Terjadilah kejar-mengejar antara keduanya, melewati rumpun bambu, melewati pekarangan rumah manusia dan dapur manusia. Dalam keyakinan orang jawa tempat-tempat yang dilewati kejar-kejaran dua kekuatan gaib itu menciptakan tabu tersendiri. Seperti tabu menebang bambu sembarangan, tabu membiarkan potongan bambu tanpa ruas. Tabu juga membiarkan alat-alat dapur diatas perapian tanpa digunakan untuk memasak. Orang jawa percaya jika tabu itu dilanggar akan mengganggu Batara Wisnu mengejar Batara Kala.

Kejar-kejaran antar Wisnu dan Kala terhenti untuk sementara ketika Wisnu menjelmakan diri sebagai dalang sejati. Atas izin Batara Guru dalang sejati memiliki kekuatan untuk melakukan penyucian (ruwatan) atas manusia yang menjadi hak Batara kala. Manusia yang disebutkan menjadi hak Batara Kala, akan terlepas dari nasnya jika telah diruwat dan disucikan oleh dalang sejati.

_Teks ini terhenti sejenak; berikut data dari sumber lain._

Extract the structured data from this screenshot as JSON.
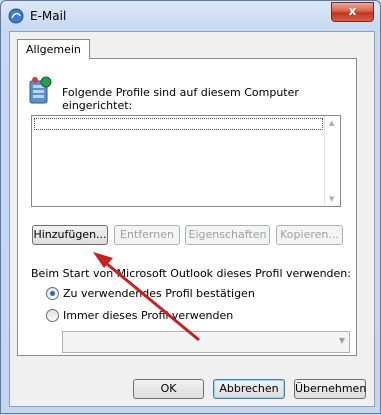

Konon, peristiwa kejar-kejaran itu terus berlangsung sampai sekarang, di alam yang gaib. Alkisah untuk bisa melakukan penyucian kepada semua manusia Wisnu menitis kepada orang-orang tertentu untuk menjadi dalang sejati dan melakukan penyucian murwa Kala. Segala bentuk ritual ruwatan sejenisnya, bisa berbentuk petik laut, larung sesaji, bersih desa, dan sejenisnya pada awalnya merujuk pada tafsiran dunia Ghaib semacam ini.

Ruwatan Murwa Kala berarti Ruwatan: penyucian, Purwa: awal, kala : bencana,  proses mensucikan manusia manusia dari sesuatu yang menjadi awal segala bencana. Ruwatan atau proses penyucian purwa kala hanya bias dilakukan oleh seorang dalang sejati sebagai titisan wisnu melalui pagelaran wayang kulit. 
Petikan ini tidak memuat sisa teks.